Semalam, Marissa sudah sepakat hari ini untuk berangkat ke Jakarta menggunakan bus. Dan Marissa sudah mengecek jadwal keberangkatannya, yaitu pukul satu siang. Maka dari itu, selepas adzan Zuhur ia mulai bergegas membawa semua barang menuju mobil. Tak lupa Fiona sempat menciptakan suasana haru yang euforia ketika Marissa tengah membenahi semua keperluan yang harus dibawa.

"Ayangku ..." panggil Fiona sembari mengelus pipi Marissa, lagi. Marissa hanya cengengesan tak berarti. Matanya sibuk melirik-lirik liar ke arah halaman rumah. Sedangkan tentengan tas besar yang tadi tak sengaja ia jatuhkan sudah dibawa Reza dan dimasukkan ke dalam bagasi.

"Ayang, jangan lupain mama loh ya. Jangan ngerepotin Mbak Elis atau Regita. Jangan makan terlalu sedikit. Jangan suka keluyuran sama om-om. Jangan-" cerocos Fiona dalam satu tarikan nafas, dan kalimatnya terpotong begitu Marissa menempelkan jari telunjuknya di depan bibir Fiona.

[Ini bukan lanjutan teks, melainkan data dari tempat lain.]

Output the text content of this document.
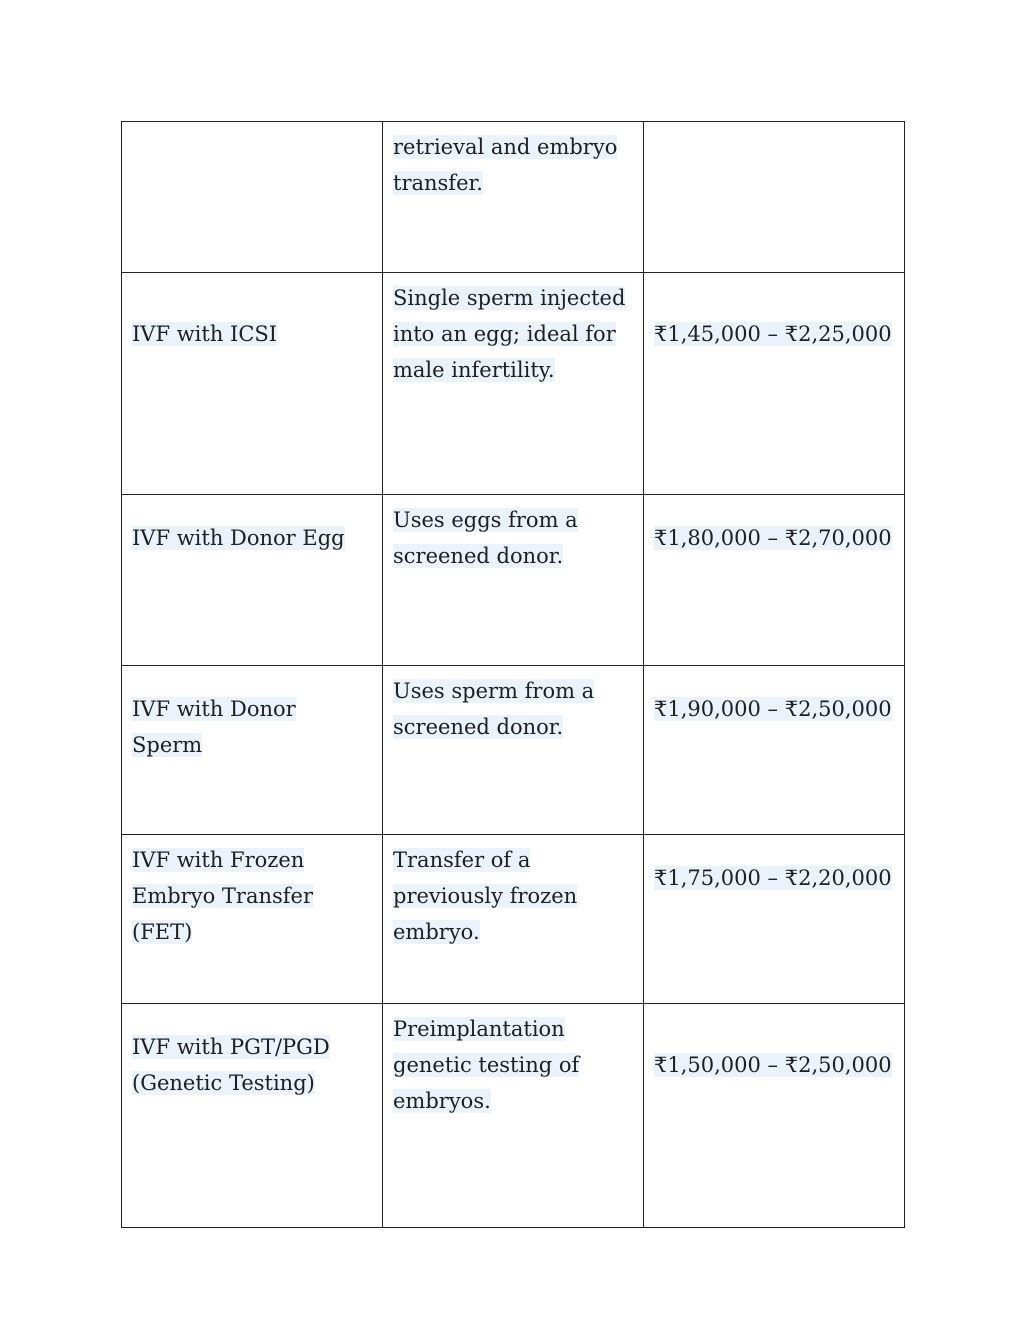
	retrieval and embryo transfer.	
IVF with ICSI	Single sperm injected into an egg; ideal for male infertility.	₹1,45,000 – ₹2,25,000
IVF with Donor Egg	Uses eggs from a screened donor.	₹1,80,000 – ₹2,70,000
IVF with Donor Sperm	Uses sperm from a screened donor.	₹1,90,000 – ₹2,50,000
IVF with Frozen Embryo Transfer (FET)	Transfer of a previously frozen embryo.	₹1,75,000 – ₹2,20,000
IVF with PGT/PGD (Genetic Testing)	Preimplantation genetic testing of embryos.	₹1,50,000 – ₹2,50,000
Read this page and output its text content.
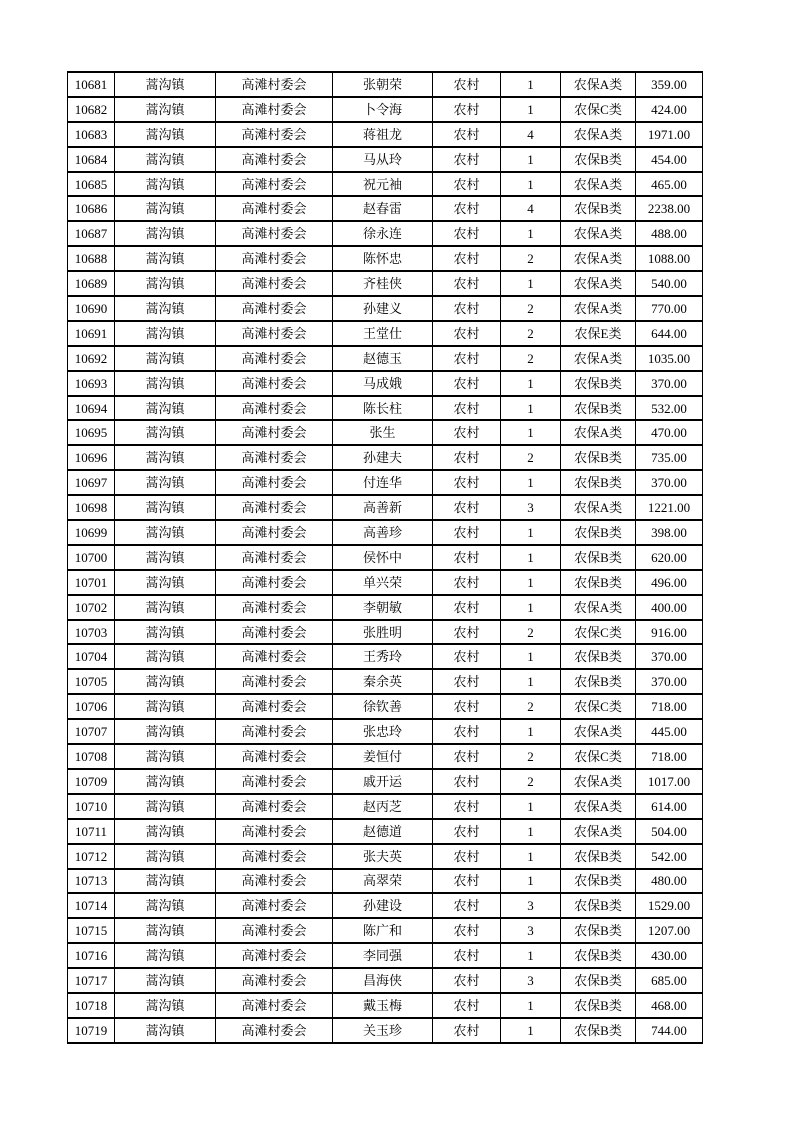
10681	蒿沟镇	高滩村委会	张朝荣	农村	1	农保A类	359.00
10682	蒿沟镇	高滩村委会	卜令海	农村	1	农保C类	424.00
10683	蒿沟镇	高滩村委会	蒋祖龙	农村	4	农保A类	1971.00
10684	蒿沟镇	高滩村委会	马从玲	农村	1	农保B类	454.00
10685	蒿沟镇	高滩村委会	祝元袖	农村	1	农保A类	465.00
10686	蒿沟镇	高滩村委会	赵春雷	农村	4	农保B类	2238.00
10687	蒿沟镇	高滩村委会	徐永连	农村	1	农保A类	488.00
10688	蒿沟镇	高滩村委会	陈怀忠	农村	2	农保A类	1088.00
10689	蒿沟镇	高滩村委会	齐桂侠	农村	1	农保A类	540.00
10690	蒿沟镇	高滩村委会	孙建义	农村	2	农保A类	770.00
10691	蒿沟镇	高滩村委会	王堂仕	农村	2	农保E类	644.00
10692	蒿沟镇	高滩村委会	赵德玉	农村	2	农保A类	1035.00
10693	蒿沟镇	高滩村委会	马成娥	农村	1	农保B类	370.00
10694	蒿沟镇	高滩村委会	陈长柱	农村	1	农保B类	532.00
10695	蒿沟镇	高滩村委会	张生	农村	1	农保A类	470.00
10696	蒿沟镇	高滩村委会	孙建夫	农村	2	农保B类	735.00
10697	蒿沟镇	高滩村委会	付连华	农村	1	农保B类	370.00
10698	蒿沟镇	高滩村委会	高善新	农村	3	农保A类	1221.00
10699	蒿沟镇	高滩村委会	高善珍	农村	1	农保B类	398.00
10700	蒿沟镇	高滩村委会	侯怀中	农村	1	农保B类	620.00
10701	蒿沟镇	高滩村委会	单兴荣	农村	1	农保B类	496.00
10702	蒿沟镇	高滩村委会	李朝敏	农村	1	农保A类	400.00
10703	蒿沟镇	高滩村委会	张胜明	农村	2	农保C类	916.00
10704	蒿沟镇	高滩村委会	王秀玲	农村	1	农保B类	370.00
10705	蒿沟镇	高滩村委会	秦余英	农村	1	农保B类	370.00
10706	蒿沟镇	高滩村委会	徐钦善	农村	2	农保C类	718.00
10707	蒿沟镇	高滩村委会	张忠玲	农村	1	农保A类	445.00
10708	蒿沟镇	高滩村委会	姜恒付	农村	2	农保C类	718.00
10709	蒿沟镇	高滩村委会	戚开运	农村	2	农保A类	1017.00
10710	蒿沟镇	高滩村委会	赵丙芝	农村	1	农保A类	614.00
10711	蒿沟镇	高滩村委会	赵德道	农村	1	农保A类	504.00
10712	蒿沟镇	高滩村委会	张夫英	农村	1	农保B类	542.00
10713	蒿沟镇	高滩村委会	高翠荣	农村	1	农保B类	480.00
10714	蒿沟镇	高滩村委会	孙建设	农村	3	农保B类	1529.00
10715	蒿沟镇	高滩村委会	陈广和	农村	3	农保B类	1207.00
10716	蒿沟镇	高滩村委会	李同强	农村	1	农保B类	430.00
10717	蒿沟镇	高滩村委会	昌海侠	农村	3	农保B类	685.00
10718	蒿沟镇	高滩村委会	戴玉梅	农村	1	农保B类	468.00
10719	蒿沟镇	高滩村委会	关玉珍	农村	1	农保B类	744.00
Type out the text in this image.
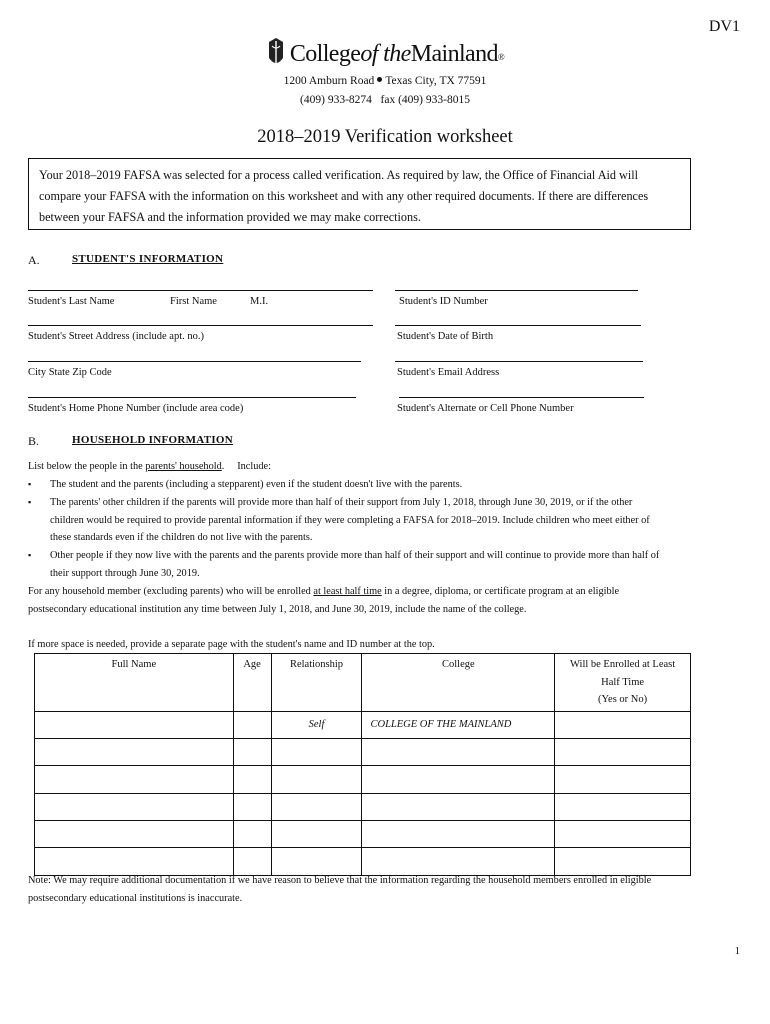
DV1
Collegeof theMainland®
1200 Amburn Road Texas City, TX 77591
(409) 933-8274 fax (409) 933-8015
2018–2019 Verification worksheet
Your 2018–2019 FAFSA was selected for a process called verification. As required by law, the Office of Financial Aid will compare your FAFSA with the information on this worksheet and with any other required documents. If there are differences between your FAFSA and the information provided we may make corrections.
A.	STUDENT'S INFORMATION
Student's Last Name	First Name	M.I.	Student's ID Number
Student's Street Address (include apt. no.)	Student's Date of Birth
City State Zip Code	Student's Email Address
Student's Home Phone Number (include area code)	Student's Alternate or Cell Phone Number
B.	HOUSEHOLD INFORMATION
List below the people in the parents' household. Include:
▪ The student and the parents (including a stepparent) even if the student doesn't live with the parents.
▪ The parents' other children if the parents will provide more than half of their support from July 1, 2018, through June 30, 2019, or if the other
children would be required to provide parental information if they were completing a FAFSA for 2018–2019. Include children who meet either of
these standards even if the children do not live with the parents.
▪ Other people if they now live with the parents and the parents provide more than half of their support and will continue to provide more than half of
their support through June 30, 2019.
For any household member (excluding parents) who will be enrolled at least half time in a degree, diploma, or certificate program at an eligible
postsecondary educational institution any time between July 1, 2018, and June 30, 2019, include the name of the college.
If more space is needed, provide a separate page with the student's name and ID number at the top.
Full Name	Age	Relationship	College	Will be Enrolled at Least
Half Time
(Yes or No)
		Self	COLLEGE OF THE MAINLAND	

Note: We may require additional documentation if we have reason to believe that the information regarding the household members enrolled in eligible
postsecondary educational institutions is inaccurate.
1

"Shh! Ngawur! Siapa juga yang keluyuran bareng om-om? Emangnya Ica cabe-cabean yang nggak punya kerjaan? Mama nih ngomongnya ngelantur," ucap Marissa jengkel. Yang benar saja Marissa akan berjalan bersama pria-pria yang tak dikenal? Mamanya ini suka berpikiran yang aneh-aneh.

"Kan kali aja. Hah ..." Fiona menghela nafas panjang. Lalu telapak tangannya bergerak menepuk wajah Marissa. Marissa terkejut, lalu menoleh ke Fiona dengan memasang wajah masam.

"Diem dong, Ma. Nanti hidung Marissa pesek kayak Mama," gerutu Marissa seraya melirik ke halaman rumah. Sosok yang ia cari sedari tadi tak muncul juga. Marissa mendengus pelan.

"Iya, iya! Mama emang pesek! Mama terima dengan lapang dada!" sahut Fiona dengan nada ngambek. Sedetik berikutnya ia seperti tersadar sesuatu. Fiona menoleh ke Marissa dengan memasang wajah memelas dan pasrah. "Emangnya dada mama lapang ya Ca?" tanya Fiona lirih. Marissa menggelengkan kepalanya dengan raut wajah bingung bercampur kesal.

"Terserah mama deh," ucap Marissa acuh tak acuh. Tak lama kemudian, suara dentingan bel berbunyi nyaring. Meramaikan suasana yang sempat sunyi beberapa saat. Seekor kucing berbulu abu-abu tua dengan kumisnya yang panjang serta hidungnya yang kelewat mancung ke dalam, berlari-lari ke arah Marissa. Disusul oleh seorang pria berperawakan tegap dengan wajah berseri-seri yang berjalan di belakangnya.

"MOLIIIII!!" teriak Marissa menggelegar. Kucing persia itu segera di tangkap Marissa dan digendongnya. Tangannya terulur mengelus-elus puncak kepala Moli, kucing persia kesayangannya.

"Aihh, aku bakal kangen kamu ... jangan nakal ya di rumah. Awas aja mainin burung aku," kata Marissa dengan mata berbinar. Sedangkan papanya mengerutkan kening.

"Loh, kamu emang punya burung Ca?" tanya papanya yang bernama Ridwan itu. Marissa senyum-senyum tidak jelas.

"Iya, aku punya burung kakak tua di belakang rumah. Nah, si Moli nih suka ngejar-ngejar burungnya pa," jawab Marissa jujur. Sebenarnya ia tidak boleh memelihara burung. Karena kata Fiona, memelihara burung itu sulit, harus sedia vaksin dan vitamin dengan jumlah yang lebih banyak dari yang dibutuhkan dalam merawat kucing. Lagipula, burung itu suka berkeliaran, tidak suka di dalam kandang.